< HOME  Wednesday, August 30, 2006

El Salvador kicks Israel in the shins, heads for Tel Aviv

For years, Israel relied on two little countries to prop up the illusion that Jerusalem was their undivided capital. But, last week Costa Rica and today El Salvador have run for the hills and the most symbolic land grab in the history of the world remains no more than a pathetic delusion propped up by a brutal military occupation.
Down a cramped alleyway, inside an unremarkable apartment building in a neighborhood that once separated Jerusalem's Jewish west from its Arab east, sits the Embassy of El Salvador, the last ambassadorial holdout in Israel's long struggle to secure global acceptance of this disputed holy city as its capital.

And now El Salvador is leaving. On Friday, El Salvador officially notified Israel's Foreign Office that its embassy would be packing off for Tel Aviv. Once it does, no country that has diplomatic relations with Israel will have an ambassador in Jerusalem.

El Salvador said it had decided to make the 40-mile trip to Tel Aviv after ''analyzing with Israel the current situation in the Middle East,'' especially in light of the recent U.N. Security Council resolution coordinating a cease-fire in neighboring Lebanon, "which seeks to promote security and greater stability.''

El Salvador, a Foreign Ministry statement said, ''recognizes and guarantees the right of the state of Israel to live in peace within secure and internationally recognized borders.'' But, it added, "equally, the government of El Salvador repeats its recognition of the right of a Palestinian state to exist.''
But, some Israelis remain unperterbed. After all, by definition, delusions need not be believed by those not afflicted by it.
''United Jerusalem is the eternal capital of Israel and the Jewish people, and nothing can change our firm stand on this subject,'' she said.

The struggle over Jerusalem's diplomatic status began in earnest in 1980, when Israel passed a law declaring Jerusalem its eternal, indivisible capital. A U.N. Security Council resolution insisted that embassies leave the city to protest the unilateralism of determining the city's fate ahead of negotiating Israel's final borders.
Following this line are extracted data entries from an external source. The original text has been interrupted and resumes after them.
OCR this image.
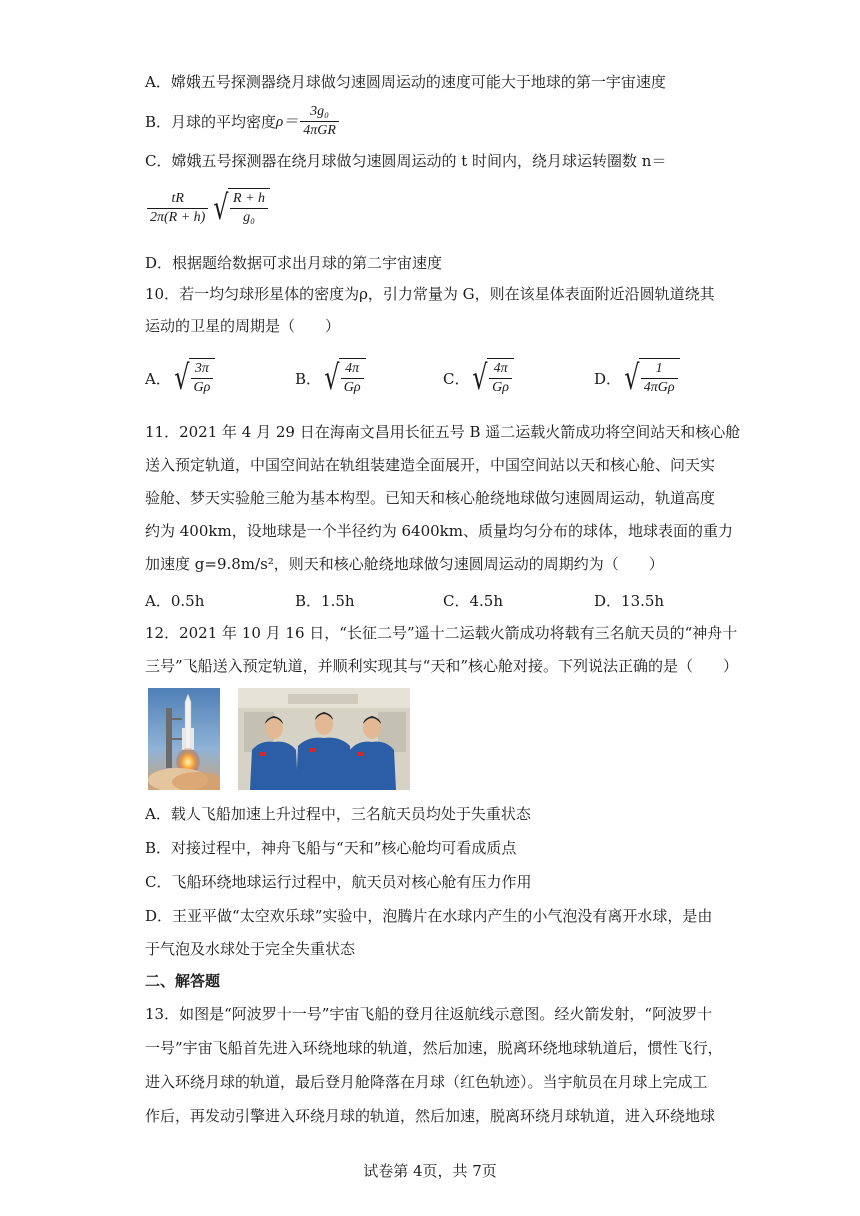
A．嫦娥五号探测器绕月球做匀速圆周运动的速度可能大于地球的第一宇宙速度
B．月球的平均密度 $\rho= \frac{\text{3g₀}}{\text{4πGR}}$
C．嫦娥五号探测器在绕月球做匀速圆周运动的 t 时间内，绕月球运转圈数 n＝
$\frac{tR}{2\pi(R + h)}$ √ $\frac{R + h}{\text{g₀}}$
D．根据题给数据可求出月球的第二宇宙速度
10．若一均匀球形星体的密度为ρ，引力常量为 G，则在该星体表面附近沿圆轨道绕其
运动的卫星的周期是（　　）
A． √ $\frac{3\pi}{G\rho}$	B． √ $\frac{4\pi}{G\rho}$	C． √ $\frac{4\pi}{G\rho}$	D． √ $\frac{1}{\text{4πGρ}}$
11．2021 年 4 月 29 日在海南文昌用长征五号 B 遥二运载火箭成功将空间站天和核心舱
送入预定轨道，中国空间站在轨组装建造全面展开，中国空间站以天和核心舱、问天实
验舱、梦天实验舱三舱为基本构型。已知天和核心舱绕地球做匀速圆周运动，轨道高度
约为 400km，设地球是一个半径约为 6400km、质量均匀分布的球体，地球表面的重力
加速度 g=9.8m/s²，则天和核心舱绕地球做匀速圆周运动的周期约为（　　）
A．0.5h	B．1.5h	C．4.5h	D．13.5h
12．2021 年 10 月 16 日，“长征二号”遥十二运载火箭成功将载有三名航天员的“神舟十
三号”飞船送入预定轨道，并顺利实现其与“天和”核心舱对接。下列说法正确的是（　　）
A．载人飞船加速上升过程中，三名航天员均处于失重状态
B．对接过程中，神舟飞船与“天和”核心舱均可看成质点
C．飞船环绕地球运行过程中，航天员对核心舱有压力作用
D．王亚平做“太空欢乐球”实验中，泡腾片在水球内产生的小气泡没有离开水球，是由
于气泡及水球处于完全失重状态
二、解答题
13．如图是“阿波罗十一号”宇宙飞船的登月往返航线示意图。经火箭发射，“阿波罗十
一号”宇宙飞船首先进入环绕地球的轨道，然后加速，脱离环绕地球轨道后，惯性飞行，
进入环绕月球的轨道，最后登月舱降落在月球（红色轨迹）。当宇航员在月球上完成工
作后，再发动引擎进入环绕月球的轨道，然后加速，脱离环绕月球轨道，进入环绕地球
试卷第 4页，共 7页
About a dozen countries then moved their embassies to Tel Aviv, including the Netherlands, Venezuela, Chile and Haiti. But El Salvador and Costa Rica held out, and Israeli hopes were bolstered by a 1996 vote in the U.S. Congress that gave the White House a May 1999 deadline to set up an embassy in Jerusalem.

Presidents Bill Clinton and George W. Bush signed waivers delaying the controversial move, however, and now the last Jerusalem embassies are gone.
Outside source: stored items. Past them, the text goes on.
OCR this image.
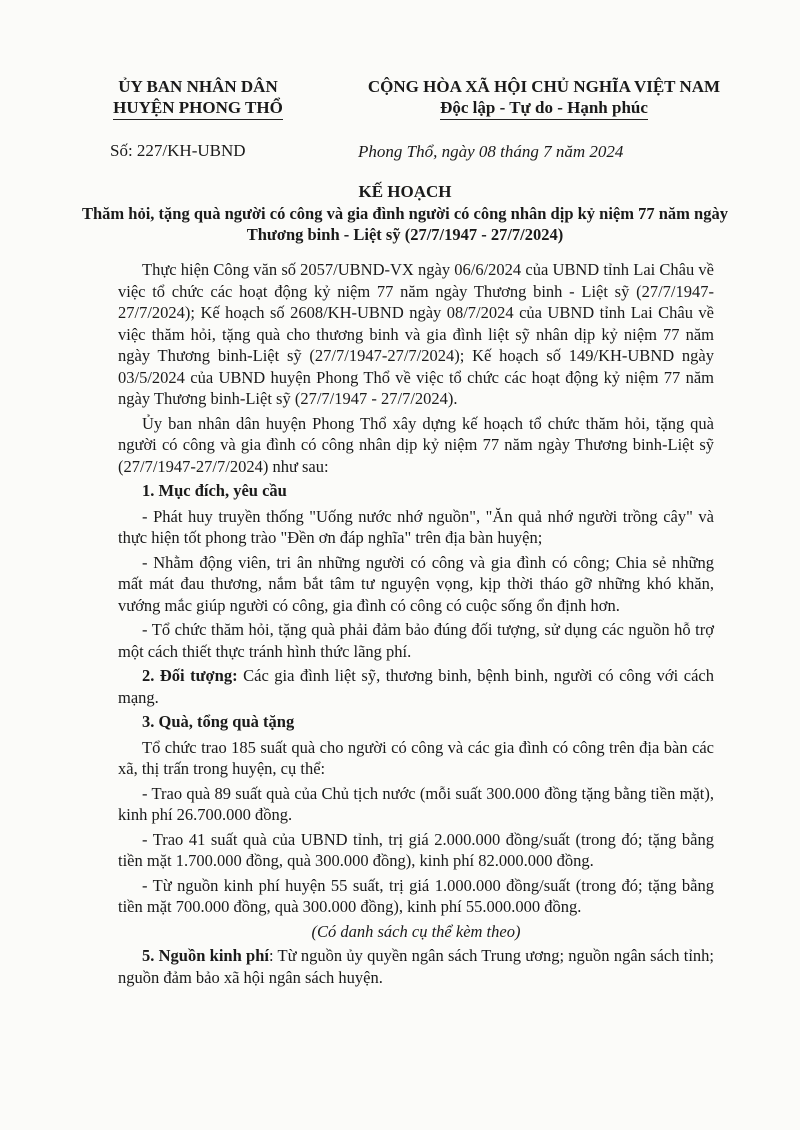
ỦY BAN NHÂN DÂN
HUYỆN PHONG THỔ
CỘNG HÒA XÃ HỘI CHỦ NGHĨA VIỆT NAM
Độc lập - Tự do - Hạnh phúc
Số: 227/KH-UBND	Phong Thổ, ngày 08 tháng 7 năm 2024
KẾ HOẠCH
Thăm hỏi, tặng quà người có công và gia đình người có công nhân dịp kỷ niệm 77 năm ngày Thương binh - Liệt sỹ (27/7/1947 - 27/7/2024)

Thực hiện Công văn số 2057/UBND-VX ngày 06/6/2024 của UBND tỉnh Lai Châu về việc tổ chức các hoạt động kỷ niệm 77 năm ngày Thương binh - Liệt sỹ (27/7/1947-27/7/2024); Kế hoạch số 2608/KH-UBND ngày 08/7/2024 của UBND tỉnh Lai Châu về việc thăm hỏi, tặng quà cho thương binh và gia đình liệt sỹ nhân dịp kỷ niệm 77 năm ngày Thương binh-Liệt sỹ (27/7/1947-27/7/2024); Kế hoạch số 149/KH-UBND ngày 03/5/2024 của UBND huyện Phong Thổ về việc tổ chức các hoạt động kỷ niệm 77 năm ngày Thương binh-Liệt sỹ (27/7/1947 - 27/7/2024).

Ủy ban nhân dân huyện Phong Thổ xây dựng kế hoạch tổ chức thăm hỏi, tặng quà người có công và gia đình có công nhân dịp kỷ niệm 77 năm ngày Thương binh-Liệt sỹ (27/7/1947-27/7/2024) như sau:

1. Mục đích, yêu cầu

- Phát huy truyền thống "Uống nước nhớ nguồn", "Ăn quả nhớ người trồng cây" và thực hiện tốt phong trào "Đền ơn đáp nghĩa" trên địa bàn huyện;

- Nhằm động viên, tri ân những người có công và gia đình có công; Chia sẻ những mất mát đau thương, nắm bắt tâm tư nguyện vọng, kịp thời tháo gỡ những khó khăn, vướng mắc giúp người có công, gia đình có công có cuộc sống ổn định hơn.

- Tổ chức thăm hỏi, tặng quà phải đảm bảo đúng đối tượng, sử dụng các nguồn hỗ trợ một cách thiết thực tránh hình thức lãng phí.

2. Đối tượng: Các gia đình liệt sỹ, thương binh, bệnh binh, người có công với cách mạng.

3. Quà, tổng quà tặng

Tổ chức trao 185 suất quà cho người có công và các gia đình có công trên địa bàn các xã, thị trấn trong huyện, cụ thể:

- Trao quà 89 suất quà của Chủ tịch nước (mỗi suất 300.000 đồng tặng bằng tiền mặt), kinh phí 26.700.000 đồng.

- Trao 41 suất quà của UBND tỉnh, trị giá 2.000.000 đồng/suất (trong đó; tặng bằng tiền mặt 1.700.000 đồng, quà 300.000 đồng), kinh phí 82.000.000 đồng.

- Từ nguồn kinh phí huyện 55 suất, trị giá 1.000.000 đồng/suất (trong đó; tặng bằng tiền mặt 700.000 đồng, quà 300.000 đồng), kinh phí 55.000.000 đồng.

(Có danh sách cụ thể kèm theo)

5. Nguồn kinh phí: Từ nguồn ủy quyền ngân sách Trung ương; nguồn ngân sách tỉnh; nguồn đảm bảo xã hội ngân sách huyện.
Jerusalem Post political correspondent Gil Hoffman said the larger significance of the change of diplomatic venue was, "It's another thing Israel lost in the war; this wouldn't have happened if it weren't for the war" with Hezbollah.
Oh well. Another grand illusion bites the dust. Looking forward to the next.

1 Comments:

At Wednesday, August 30, 2006, Blogger Erosoplier said...
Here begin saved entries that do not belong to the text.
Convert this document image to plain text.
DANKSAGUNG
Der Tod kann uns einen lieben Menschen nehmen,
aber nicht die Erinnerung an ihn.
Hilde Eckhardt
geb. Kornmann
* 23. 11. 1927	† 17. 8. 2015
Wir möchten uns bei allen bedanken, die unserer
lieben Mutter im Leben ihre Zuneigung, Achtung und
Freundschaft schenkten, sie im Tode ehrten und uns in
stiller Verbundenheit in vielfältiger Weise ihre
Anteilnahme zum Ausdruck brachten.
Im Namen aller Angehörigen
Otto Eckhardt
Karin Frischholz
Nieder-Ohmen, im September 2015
Hrrmmm...didn't know they were the *last* embassies in Jerusalem. So many things that I don't know.

That is a bit of a set-back for them (Israel) really. So hard to guage world opinion when you are one tiny head in as sea of information. It is a good sign this shifting of embassies.

The foreign minister of my nation, meanwhile, has been expressing his extreme displeasure at the "blatant bias" of the media in light of the IDF ambulance targetting hoax. Never-mind the 1000 civilian Lebanese corpses, the media bias as demonstrated in this case is worthy of his most strenuous condemnation. My foreign minister, such a fearlessly honest man he is.